Cet article a été écrit au milieu de la campagne électorale. Les résultats de l’élection du 3 octobre confirment essentiellement l’analyse que nous y présentons : Québec solidaire, incapable de susciter l’enthousiasme, fait du surplace, n’ayant gagné qu’un seul nouveau député, et ayant obtenu en fait un nombre de votes inférieur à 2018; Paul Saint-Pierre Plamondon a réussi à sauver le Parti québécois de sa mort annoncée et à obtenir un nombre de votes équivalent à celui de ses adversaires en dépassant souvent QS par la gauche; malgré qu’il n’ait pas fait élire de député en raison du système uninominal à un tour, le Parti conservateur du Québec a fait une percée significative et a obtenu pratiquement le même nombre de votes que les trois autres partis d’oppositions. 

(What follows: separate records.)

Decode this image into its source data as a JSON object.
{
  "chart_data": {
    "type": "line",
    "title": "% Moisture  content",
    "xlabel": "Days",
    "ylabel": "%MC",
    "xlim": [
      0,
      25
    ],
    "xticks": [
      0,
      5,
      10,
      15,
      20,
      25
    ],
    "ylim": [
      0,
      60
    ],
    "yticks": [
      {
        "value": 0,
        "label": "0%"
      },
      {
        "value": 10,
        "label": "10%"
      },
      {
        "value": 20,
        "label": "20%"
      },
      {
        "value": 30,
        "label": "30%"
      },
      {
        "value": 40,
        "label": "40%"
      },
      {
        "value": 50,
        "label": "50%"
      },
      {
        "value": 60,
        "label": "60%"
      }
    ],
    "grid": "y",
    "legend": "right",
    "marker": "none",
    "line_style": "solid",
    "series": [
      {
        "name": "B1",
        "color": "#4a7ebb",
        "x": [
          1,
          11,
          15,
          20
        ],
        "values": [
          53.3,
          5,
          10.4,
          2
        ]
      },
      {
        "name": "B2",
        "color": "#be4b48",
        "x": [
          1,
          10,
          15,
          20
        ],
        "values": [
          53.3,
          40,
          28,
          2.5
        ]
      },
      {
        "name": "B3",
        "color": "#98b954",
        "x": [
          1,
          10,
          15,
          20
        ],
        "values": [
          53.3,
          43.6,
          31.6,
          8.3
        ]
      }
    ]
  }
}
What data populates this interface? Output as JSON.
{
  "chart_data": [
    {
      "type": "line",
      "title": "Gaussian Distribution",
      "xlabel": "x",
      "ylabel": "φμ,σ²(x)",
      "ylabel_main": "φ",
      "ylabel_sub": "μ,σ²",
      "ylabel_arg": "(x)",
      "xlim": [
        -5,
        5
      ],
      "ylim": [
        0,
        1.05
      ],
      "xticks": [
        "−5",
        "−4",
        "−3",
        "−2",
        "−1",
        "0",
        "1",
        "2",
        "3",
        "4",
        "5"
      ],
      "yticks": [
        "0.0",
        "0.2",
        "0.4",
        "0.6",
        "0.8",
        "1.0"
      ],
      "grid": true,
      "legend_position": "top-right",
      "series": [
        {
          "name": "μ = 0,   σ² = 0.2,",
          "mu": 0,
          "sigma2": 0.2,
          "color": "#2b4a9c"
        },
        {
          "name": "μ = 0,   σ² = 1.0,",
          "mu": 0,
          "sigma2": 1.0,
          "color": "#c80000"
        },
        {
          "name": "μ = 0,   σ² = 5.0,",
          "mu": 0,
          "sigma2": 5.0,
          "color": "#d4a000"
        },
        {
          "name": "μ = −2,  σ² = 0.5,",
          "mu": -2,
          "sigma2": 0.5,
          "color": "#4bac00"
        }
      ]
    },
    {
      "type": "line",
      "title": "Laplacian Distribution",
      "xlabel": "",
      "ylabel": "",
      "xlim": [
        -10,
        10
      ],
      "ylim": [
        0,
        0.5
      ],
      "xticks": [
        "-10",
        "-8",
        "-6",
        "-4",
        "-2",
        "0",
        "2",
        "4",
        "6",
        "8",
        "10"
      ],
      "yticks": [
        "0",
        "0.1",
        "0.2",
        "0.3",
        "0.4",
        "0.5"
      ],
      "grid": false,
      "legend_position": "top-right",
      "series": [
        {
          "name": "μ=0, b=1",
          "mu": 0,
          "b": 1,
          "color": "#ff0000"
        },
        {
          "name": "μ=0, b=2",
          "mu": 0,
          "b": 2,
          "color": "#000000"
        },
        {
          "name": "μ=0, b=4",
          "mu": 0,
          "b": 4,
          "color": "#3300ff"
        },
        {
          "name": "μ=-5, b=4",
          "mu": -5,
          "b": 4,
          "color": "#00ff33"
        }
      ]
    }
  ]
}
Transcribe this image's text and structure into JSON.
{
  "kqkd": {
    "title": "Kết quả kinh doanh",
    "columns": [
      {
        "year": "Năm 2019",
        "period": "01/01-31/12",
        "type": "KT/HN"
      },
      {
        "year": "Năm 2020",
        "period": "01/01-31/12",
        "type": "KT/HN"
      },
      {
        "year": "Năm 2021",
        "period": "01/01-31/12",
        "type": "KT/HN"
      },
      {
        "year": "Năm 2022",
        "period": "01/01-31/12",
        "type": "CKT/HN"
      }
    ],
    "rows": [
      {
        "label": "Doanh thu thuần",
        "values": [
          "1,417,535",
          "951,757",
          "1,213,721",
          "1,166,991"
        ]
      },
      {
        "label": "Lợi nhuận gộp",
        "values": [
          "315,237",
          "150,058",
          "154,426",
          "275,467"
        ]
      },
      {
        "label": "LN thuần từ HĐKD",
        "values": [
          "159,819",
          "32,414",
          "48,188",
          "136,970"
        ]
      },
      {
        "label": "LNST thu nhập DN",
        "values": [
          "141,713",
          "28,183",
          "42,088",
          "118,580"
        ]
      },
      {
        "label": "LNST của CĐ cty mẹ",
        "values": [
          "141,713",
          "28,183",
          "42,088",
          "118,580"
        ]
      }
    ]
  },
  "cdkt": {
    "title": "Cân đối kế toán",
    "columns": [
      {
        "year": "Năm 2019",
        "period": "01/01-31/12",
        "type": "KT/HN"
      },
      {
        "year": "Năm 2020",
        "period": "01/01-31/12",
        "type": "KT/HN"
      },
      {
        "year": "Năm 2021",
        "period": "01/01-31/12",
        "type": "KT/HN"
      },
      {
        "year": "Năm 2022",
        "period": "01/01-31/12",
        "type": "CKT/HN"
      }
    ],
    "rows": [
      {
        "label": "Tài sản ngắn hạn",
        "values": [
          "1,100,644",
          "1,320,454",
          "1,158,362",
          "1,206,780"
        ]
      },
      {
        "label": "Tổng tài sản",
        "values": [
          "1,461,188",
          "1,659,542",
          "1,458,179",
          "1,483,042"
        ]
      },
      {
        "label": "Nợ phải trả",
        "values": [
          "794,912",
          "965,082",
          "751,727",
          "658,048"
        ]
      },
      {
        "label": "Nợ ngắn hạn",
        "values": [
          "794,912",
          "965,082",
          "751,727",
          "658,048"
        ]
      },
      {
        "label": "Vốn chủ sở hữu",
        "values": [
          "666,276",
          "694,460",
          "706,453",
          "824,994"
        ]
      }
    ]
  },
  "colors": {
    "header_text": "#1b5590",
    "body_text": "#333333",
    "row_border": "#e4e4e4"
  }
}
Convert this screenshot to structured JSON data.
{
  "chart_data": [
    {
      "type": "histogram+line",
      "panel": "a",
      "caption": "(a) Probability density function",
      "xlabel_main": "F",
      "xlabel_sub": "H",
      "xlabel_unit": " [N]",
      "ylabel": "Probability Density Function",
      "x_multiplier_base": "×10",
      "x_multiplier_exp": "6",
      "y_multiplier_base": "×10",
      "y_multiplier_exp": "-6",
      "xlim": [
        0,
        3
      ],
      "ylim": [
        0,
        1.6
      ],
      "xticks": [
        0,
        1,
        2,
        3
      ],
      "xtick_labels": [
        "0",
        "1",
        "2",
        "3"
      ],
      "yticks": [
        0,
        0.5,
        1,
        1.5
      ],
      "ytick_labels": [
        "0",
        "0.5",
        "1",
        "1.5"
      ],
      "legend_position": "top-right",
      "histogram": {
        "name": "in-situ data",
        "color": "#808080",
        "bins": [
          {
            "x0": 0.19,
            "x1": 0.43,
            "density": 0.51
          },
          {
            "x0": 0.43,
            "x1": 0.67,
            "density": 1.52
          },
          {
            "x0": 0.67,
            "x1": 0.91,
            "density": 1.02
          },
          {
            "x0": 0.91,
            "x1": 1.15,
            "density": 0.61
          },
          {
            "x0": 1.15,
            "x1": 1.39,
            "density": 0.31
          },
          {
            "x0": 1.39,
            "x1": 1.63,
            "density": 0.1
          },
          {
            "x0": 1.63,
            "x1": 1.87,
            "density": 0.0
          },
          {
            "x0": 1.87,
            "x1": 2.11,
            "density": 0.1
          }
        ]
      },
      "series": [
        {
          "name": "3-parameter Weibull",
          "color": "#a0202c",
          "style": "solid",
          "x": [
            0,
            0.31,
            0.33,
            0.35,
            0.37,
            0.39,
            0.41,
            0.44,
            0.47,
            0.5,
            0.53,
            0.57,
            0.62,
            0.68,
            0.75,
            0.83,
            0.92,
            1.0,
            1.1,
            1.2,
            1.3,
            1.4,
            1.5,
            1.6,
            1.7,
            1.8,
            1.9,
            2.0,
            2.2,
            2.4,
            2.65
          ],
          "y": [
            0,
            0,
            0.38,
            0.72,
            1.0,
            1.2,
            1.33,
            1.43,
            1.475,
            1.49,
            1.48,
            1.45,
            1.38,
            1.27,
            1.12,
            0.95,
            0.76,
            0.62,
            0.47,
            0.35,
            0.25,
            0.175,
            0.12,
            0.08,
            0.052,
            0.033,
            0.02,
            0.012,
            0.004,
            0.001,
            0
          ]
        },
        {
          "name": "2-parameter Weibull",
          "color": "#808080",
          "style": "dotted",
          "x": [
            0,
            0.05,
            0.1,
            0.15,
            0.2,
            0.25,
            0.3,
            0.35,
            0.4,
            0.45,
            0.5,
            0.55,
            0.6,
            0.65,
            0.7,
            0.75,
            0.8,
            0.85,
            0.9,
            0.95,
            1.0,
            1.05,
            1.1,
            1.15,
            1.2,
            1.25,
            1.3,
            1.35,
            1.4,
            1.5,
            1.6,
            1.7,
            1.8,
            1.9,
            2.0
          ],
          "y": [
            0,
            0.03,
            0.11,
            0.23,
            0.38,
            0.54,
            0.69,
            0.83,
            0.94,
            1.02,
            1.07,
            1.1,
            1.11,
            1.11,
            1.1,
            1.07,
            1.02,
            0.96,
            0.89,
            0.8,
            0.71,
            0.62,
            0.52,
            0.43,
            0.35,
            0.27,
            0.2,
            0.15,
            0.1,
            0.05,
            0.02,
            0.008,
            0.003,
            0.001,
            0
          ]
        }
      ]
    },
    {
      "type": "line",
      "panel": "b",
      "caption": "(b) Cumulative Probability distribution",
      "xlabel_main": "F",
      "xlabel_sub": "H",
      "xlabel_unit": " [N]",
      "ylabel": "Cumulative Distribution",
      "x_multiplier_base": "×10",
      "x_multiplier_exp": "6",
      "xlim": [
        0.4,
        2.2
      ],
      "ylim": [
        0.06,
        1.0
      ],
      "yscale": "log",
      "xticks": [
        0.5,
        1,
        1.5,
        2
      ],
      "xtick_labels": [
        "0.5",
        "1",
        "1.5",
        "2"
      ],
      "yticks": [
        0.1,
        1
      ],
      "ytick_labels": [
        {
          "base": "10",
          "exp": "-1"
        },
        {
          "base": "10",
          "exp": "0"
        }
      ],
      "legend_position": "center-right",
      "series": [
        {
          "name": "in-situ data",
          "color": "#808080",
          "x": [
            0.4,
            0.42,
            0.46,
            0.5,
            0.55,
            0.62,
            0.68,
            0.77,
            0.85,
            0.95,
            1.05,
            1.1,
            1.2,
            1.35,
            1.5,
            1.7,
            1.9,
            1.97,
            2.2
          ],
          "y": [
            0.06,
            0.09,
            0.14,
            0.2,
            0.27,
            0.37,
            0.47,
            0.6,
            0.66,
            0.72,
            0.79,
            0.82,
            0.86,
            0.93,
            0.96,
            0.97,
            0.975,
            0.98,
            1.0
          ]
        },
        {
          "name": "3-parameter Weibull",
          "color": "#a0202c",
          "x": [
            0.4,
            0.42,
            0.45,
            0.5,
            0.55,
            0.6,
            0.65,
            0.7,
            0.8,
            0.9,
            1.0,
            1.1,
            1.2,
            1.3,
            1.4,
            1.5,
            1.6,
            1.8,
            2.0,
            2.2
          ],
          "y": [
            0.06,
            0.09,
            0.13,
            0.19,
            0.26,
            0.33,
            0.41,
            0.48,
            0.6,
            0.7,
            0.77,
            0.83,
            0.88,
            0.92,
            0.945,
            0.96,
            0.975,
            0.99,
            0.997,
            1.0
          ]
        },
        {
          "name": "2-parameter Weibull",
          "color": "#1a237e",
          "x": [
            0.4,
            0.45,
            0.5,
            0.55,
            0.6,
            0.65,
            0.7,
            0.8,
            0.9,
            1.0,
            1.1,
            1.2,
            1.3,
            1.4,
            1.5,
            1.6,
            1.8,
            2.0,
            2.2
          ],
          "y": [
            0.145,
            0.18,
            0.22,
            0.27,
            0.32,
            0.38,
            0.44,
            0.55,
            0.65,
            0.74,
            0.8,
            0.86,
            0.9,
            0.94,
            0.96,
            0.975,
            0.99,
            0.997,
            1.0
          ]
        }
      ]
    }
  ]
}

La CAQ, triomphante, se retrouve avec une énorme majorité de députés. Elle a eu le luxe de ne pas avoir à imposer d’austérité, mais la lune de miel ne durera pas longtemps, avec une récession à l’horizon et une inflation importante. Legault ne réglera aucun des problèmes urgents qui pourrissent la vie des travailleurs. Avec sa majorité énorme, il se croira tout permis et ne se gênera pas d’attaquer le mouvement ouvrier, les services publics, les opprimés, préparant ainsi un grand contrecoup. Sa vraie nature de gardien des profits des entreprises deviendra claire aux yeux de bien des gens. De plus en plus, les travailleurs et travailleuses du Québec vont en venir à la conclusion que le capitalisme n’a rien à nous offrir. Nous allons continuer à patiemment argumenter que seule une claire posture anti-establishment peut enthousiasmer les travailleurs, et que seules des politiques socialistes peuvent régler les problèmes de la classe ouvrière qui s’accumulent.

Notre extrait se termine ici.